The exploitation flow involves:
- An attacker authenticates to the Horilla application with valid employee credentials
- The attacker initiates a document upload request
- Using browser developer tools or a proxy tool, the attacker modifies the employee_id parameter in the request to reference another employee's ID
- The server accepts the upload without validating the attacker's authorization
- The malicious document is now associated with the victim employee's profile
For detailed technical information, refer to the GitHub Security Advisory GHSA-fm3f-xpgx-8xr3.

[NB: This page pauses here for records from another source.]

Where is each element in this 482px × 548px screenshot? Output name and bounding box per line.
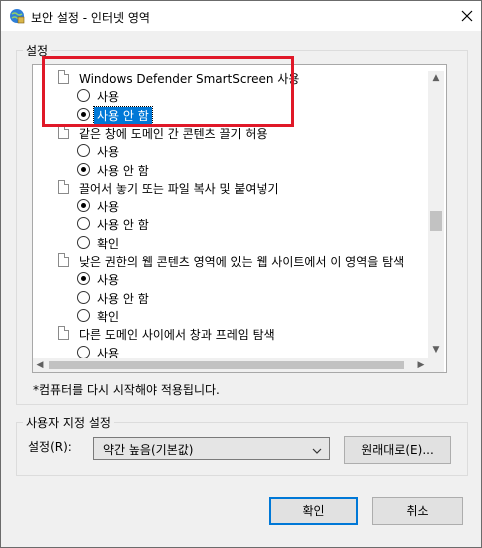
setting-option[interactable]: 사용 안 함 (33, 289, 446, 307)
radio-button[interactable] (77, 199, 90, 213)
radio-button[interactable] (77, 272, 90, 286)
setting-option-label[interactable]: 확인 (97, 308, 119, 325)
setting-option[interactable]: 사용 안 함 (33, 215, 446, 233)
setting-category-label: 같은 창에 도메인 간 콘텐츠 끌기 허용 (79, 126, 268, 141)
setting-option-label[interactable]: 사용 (97, 88, 119, 105)
document-icon (58, 253, 69, 267)
horizontal-scroll-thumb[interactable] (49, 361, 404, 369)
scroll-left-icon[interactable]: ◀ (33, 358, 47, 372)
setting-category: 낮은 권한의 웹 콘텐츠 영역에 있는 웹 사이트에서 이 영역을 탐색 (33, 252, 446, 270)
document-icon (58, 326, 69, 341)
setting-option-label[interactable]: 사용 안 함 (97, 216, 149, 233)
radio-button[interactable] (77, 290, 90, 304)
internet-options-icon (9, 8, 25, 27)
radio-button[interactable] (77, 162, 90, 176)
window-title: 보안 설정 - 인터넷 영역 (31, 11, 150, 25)
setting-option-label[interactable]: 사용 (97, 271, 119, 288)
document-icon (58, 70, 69, 84)
scroll-right-icon[interactable]: ▶ (414, 358, 428, 372)
scroll-corner (428, 358, 444, 372)
radio-button[interactable] (77, 308, 90, 322)
radio-button[interactable] (77, 235, 90, 249)
setting-option[interactable]: 확인 (33, 234, 446, 252)
setting-category-label: 다른 도메인 사이에서 창과 프레임 탐색 (79, 328, 275, 343)
setting-option[interactable]: 확인 (33, 307, 446, 325)
cancel-button[interactable]: 취소 (372, 497, 463, 525)
restart-note: *컴퓨터를 다시 시작해야 적용됩니다. (33, 383, 220, 397)
radio-button[interactable] (77, 107, 90, 121)
close-button[interactable] (455, 4, 479, 28)
security-settings-dialog: 보안 설정 - 인터넷 영역 설정 Windows Defender Smart… (0, 0, 482, 548)
setting-option[interactable]: 사용 (33, 142, 446, 160)
setting-option[interactable]: 사용 (33, 270, 446, 288)
setting-option-label[interactable]: 사용 안 함 (97, 290, 149, 307)
setting-option-label[interactable]: 사용 안 함 (93, 105, 153, 125)
ok-button[interactable]: 확인 (269, 497, 358, 525)
radio-button[interactable] (77, 144, 90, 158)
settings-tree-list[interactable]: Windows Defender SmartScreen 사용 사용 사용 안 함같… (32, 64, 447, 373)
setting-option[interactable]: 사용 안 함 (33, 105, 446, 125)
setting-category: 끌어서 놓기 또는 파일 복사 및 붙여넣기 (33, 179, 446, 197)
setting-category: 다른 도메인 사이에서 창과 프레임 탐색 (33, 325, 446, 343)
vertical-scroll-thumb[interactable] (430, 211, 442, 231)
setting-category: Windows Defender SmartScreen 사용 (33, 69, 446, 87)
document-icon (58, 179, 69, 194)
document-icon (58, 124, 69, 139)
settings-group-label: 설정 (23, 42, 52, 59)
scroll-up-icon[interactable]: ▲ (430, 71, 442, 85)
level-label: 설정(R): (28, 440, 72, 454)
setting-option-label[interactable]: 확인 (97, 235, 119, 252)
setting-category-label: 끌어서 놓기 또는 파일 복사 및 붙여넣기 (79, 181, 279, 196)
close-icon (461, 10, 473, 22)
security-level-dropdown[interactable]: 약간 높음(기본값) (93, 437, 330, 460)
setting-category: 같은 창에 도메인 간 콘텐츠 끌기 허용 (33, 124, 446, 142)
custom-settings-group-label: 사용자 지정 설정 (23, 414, 114, 431)
setting-option-label[interactable]: 사용 (97, 143, 119, 160)
setting-category-label: 낮은 권한의 웹 콘텐츠 영역에 있는 웹 사이트에서 이 영역을 탐색 (79, 255, 405, 269)
setting-option[interactable]: 사용 (33, 87, 446, 105)
setting-option-label[interactable]: 사용 안 함 (97, 162, 149, 179)
scroll-down-icon[interactable]: ▼ (430, 343, 442, 357)
radio-button[interactable] (77, 345, 90, 359)
setting-category-label: Windows Defender SmartScreen 사용 (79, 72, 300, 86)
setting-option[interactable]: 사용 (33, 197, 446, 215)
radio-button[interactable] (77, 89, 90, 103)
reset-button[interactable]: 원래대로(E)... (344, 436, 451, 464)
setting-option[interactable]: 사용 안 함 (33, 161, 446, 179)
radio-button[interactable] (77, 217, 90, 231)
setting-option-label[interactable]: 사용 (97, 198, 119, 215)
chevron-down-icon (312, 444, 322, 458)
security-level-value: 약간 높음(기본값) (103, 443, 194, 457)
title-bar: 보안 설정 - 인터넷 영역 (1, 1, 481, 31)
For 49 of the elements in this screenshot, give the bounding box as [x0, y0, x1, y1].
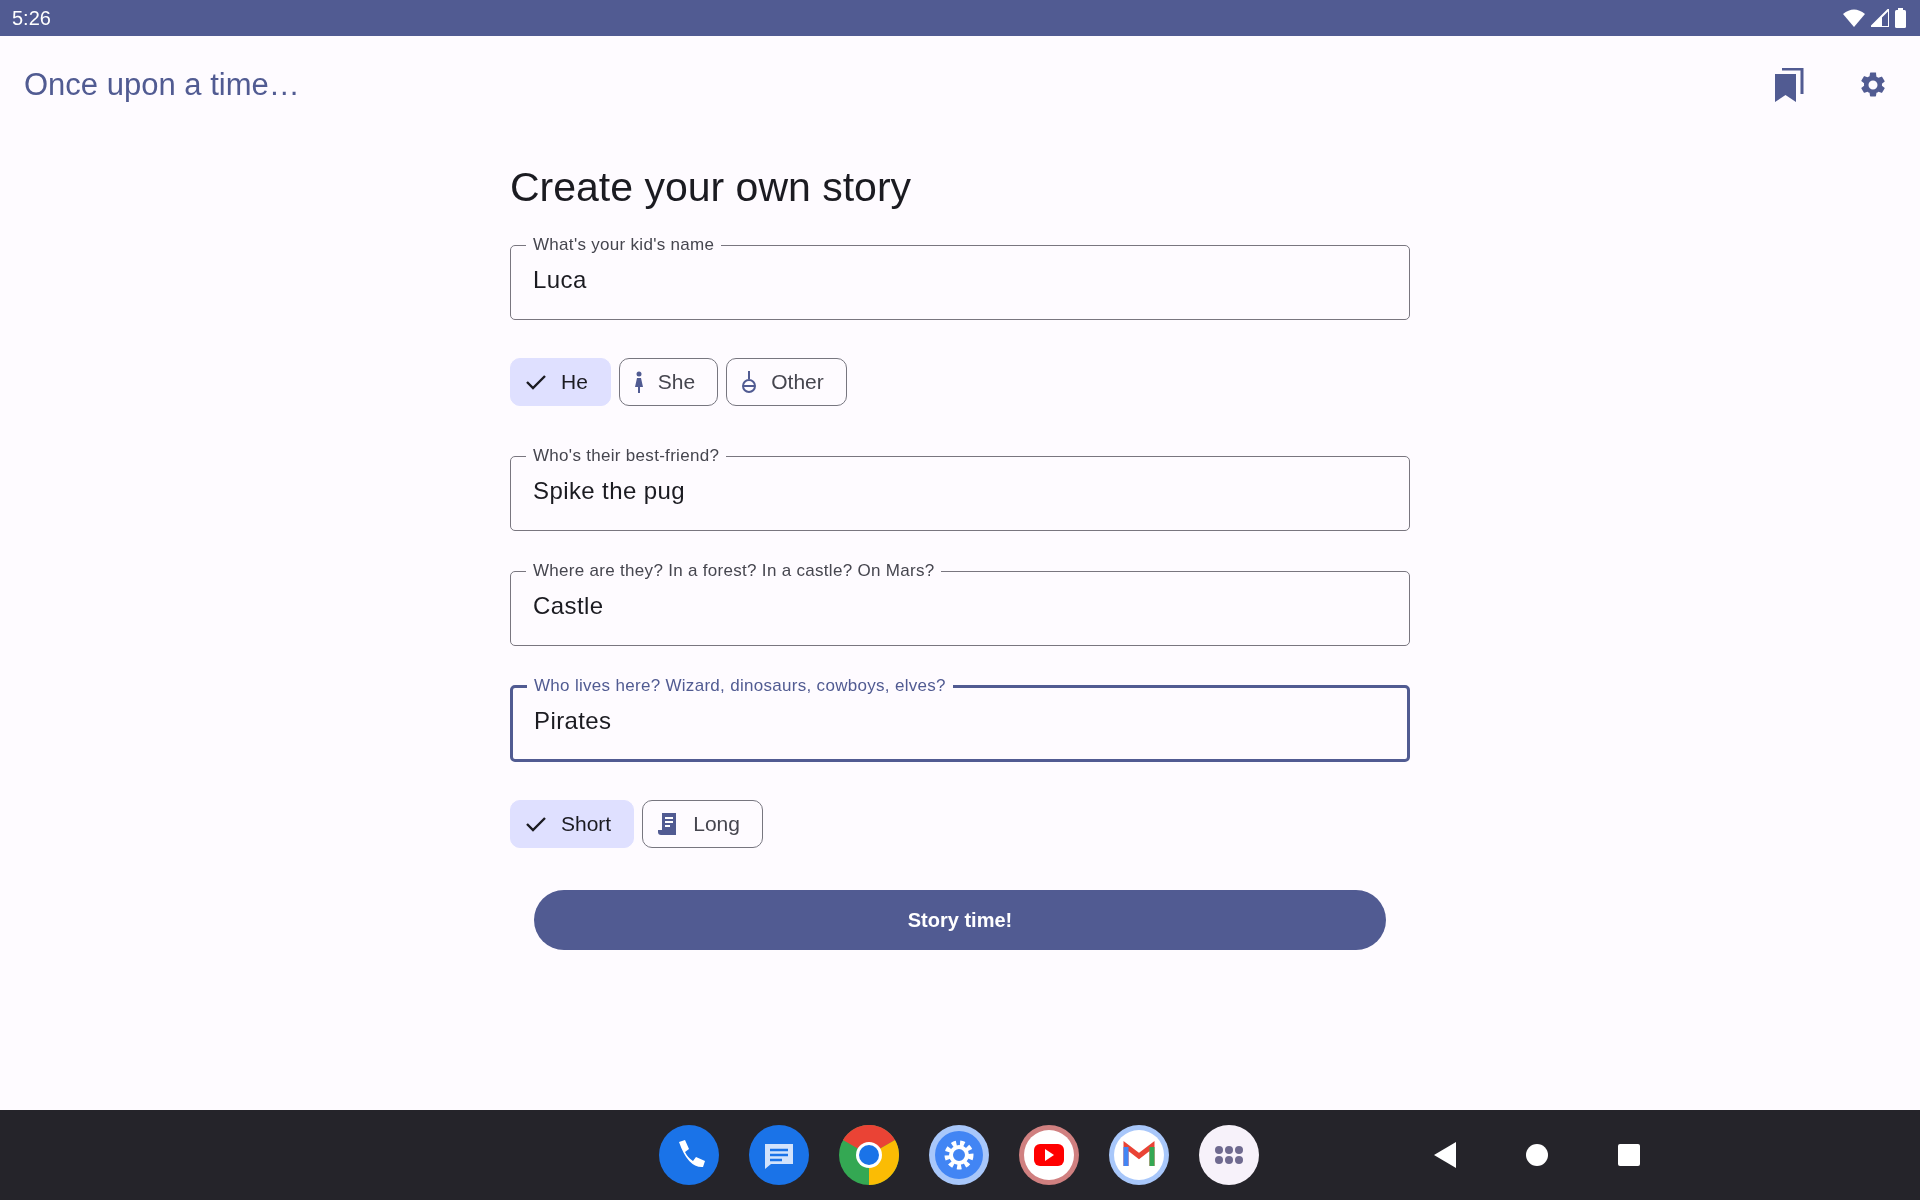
- field-label: Who's their best-friend?: [532, 446, 721, 466]
- field-value: Spike the pug: [533, 476, 685, 506]
- input-field[interactable]: Who lives here? Wizard, dinosaurs, cowboys, elves? Pirates: [510, 676, 1410, 762]
- mail-app-button[interactable]: [1109, 1125, 1169, 1185]
- field-label: What's your kid's name: [532, 235, 716, 255]
- message-icon: [749, 1125, 809, 1185]
- phone-app-button[interactable]: [659, 1125, 719, 1185]
- input-field[interactable]: Where are they? In a forest? In a castle? On Mars? Castle: [510, 561, 1410, 646]
- app-grid-icon: [1199, 1125, 1259, 1185]
- story-time-button[interactable]: Story time!: [534, 890, 1386, 950]
- check-icon: [525, 815, 547, 833]
- home-button[interactable]: [1526, 1144, 1548, 1166]
- input-field[interactable]: What's your kid's name Luca: [510, 235, 1410, 320]
- filter-chip[interactable]: Other: [726, 358, 847, 406]
- check-icon: [525, 373, 547, 391]
- filter-chip[interactable]: Long: [642, 800, 763, 848]
- app-title: Once upon a time…: [24, 67, 301, 103]
- recents-icon: [1618, 1144, 1640, 1166]
- phone-icon: [659, 1125, 719, 1185]
- filter-chip[interactable]: He: [510, 358, 611, 406]
- input-field[interactable]: Who's their best-friend? Spike the pug: [510, 446, 1410, 531]
- wifi-icon: [1843, 9, 1865, 27]
- status-time: 5:26: [12, 6, 51, 30]
- gear-app-button[interactable]: [929, 1125, 989, 1185]
- app-grid-app-button[interactable]: [1199, 1125, 1259, 1185]
- field-value: Luca: [533, 265, 587, 295]
- signal-icon: [1871, 9, 1889, 27]
- browser-app-button[interactable]: [839, 1125, 899, 1185]
- bookmarks-icon: [1774, 68, 1804, 102]
- video-play-icon: [1019, 1125, 1079, 1185]
- filter-chip[interactable]: Short: [510, 800, 635, 848]
- circle-line-icon: [741, 370, 758, 394]
- video-play-app-button[interactable]: [1019, 1125, 1079, 1185]
- gear-icon: [929, 1125, 989, 1185]
- page-heading: Create your own story: [510, 164, 913, 211]
- mail-icon: [1109, 1125, 1169, 1185]
- field-label: Where are they? In a forest? In a castle? On Mars?: [532, 561, 936, 581]
- back-icon: [1434, 1142, 1456, 1168]
- field-value: Castle: [533, 591, 604, 621]
- person-icon: [633, 371, 644, 393]
- filter-chip[interactable]: She: [618, 358, 719, 406]
- back-button[interactable]: [1434, 1142, 1456, 1168]
- message-app-button[interactable]: [749, 1125, 809, 1185]
- field-value: Pirates: [534, 706, 612, 736]
- battery-icon: [1895, 8, 1906, 28]
- browser-icon: [839, 1125, 899, 1185]
- home-icon: [1526, 1144, 1548, 1166]
- settings-icon: [1858, 70, 1888, 100]
- field-label: Who lives here? Wizard, dinosaurs, cowboys, elves?: [533, 676, 947, 696]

Detection Methods for CVE-2026-24035
Indicators of Compromise
- Document uploads where the uploading user's ID does not match the target employee_id in the request
- Unusual patterns of document uploads targeting multiple employee profiles from a single user session
- File upload activity from users who typically do not perform such operations
- Rapid succession of document uploads to different employee profiles
Detection Strategies
- Implement application-level logging that captures both the authenticated user ID and the target employee_id for all document upload operations
- Create alerts for mismatches between the authenticated user and the target employee in upload requests
- Deploy web application firewall (WAF) rules to detect parameter manipulation attempts on sensitive endpoints
- Review audit logs for historical exploitation attempts by comparing upload timestamps with user session activity
Monitoring Recommendations
- Enable detailed audit logging on all document management functions within Horilla
- Monitor for anomalous API call patterns, particularly on file upload endpoints
- Implement real-time alerting for any document uploads where the session user differs from the target employee
- Regularly audit document ownership records to identify unauthorized modifications
How to Mitigate CVE-2026-24035
Immediate Actions Required
- Upgrade Horilla HRMS to version 1.5.0 or later immediately
- Review recent document upload logs to identify potential exploitation
- Audit employee document records for unauthorized or suspicious uploads
- Implement additional network-level access controls while patching is in progress
Patch Information
The vulnerability has been fixed in Horilla HRMS version 1.5.0. The patch implements proper server-side authorization checks to ensure that users can only upload documents to their own profiles unless they have explicit administrative permissions.
For patch details, see the Horilla 1.5.0 Release Notes.
Workarounds
- Restrict access to the document upload functionality to only administrative users until patching is complete
- Implement a reverse proxy rule to validate that the employee_id parameter matches the authenticated user's ID
- Enable enhanced logging and monitoring to detect exploitation attempts
- Consider temporarily disabling the document upload feature if the business impact is acceptable
# Example: Restrict document upload endpoint access via reverse proxy (nginx)
location /api/documents/upload {
# Only allow requests from admin IP ranges temporarily
allow 10.0.0.0/8;
deny all;
# Pass to application
proxy_pass http://horilla_backend;
}
Disclaimer: This content was generated using AI. While we strive for accuracy, please verify critical information with official sources.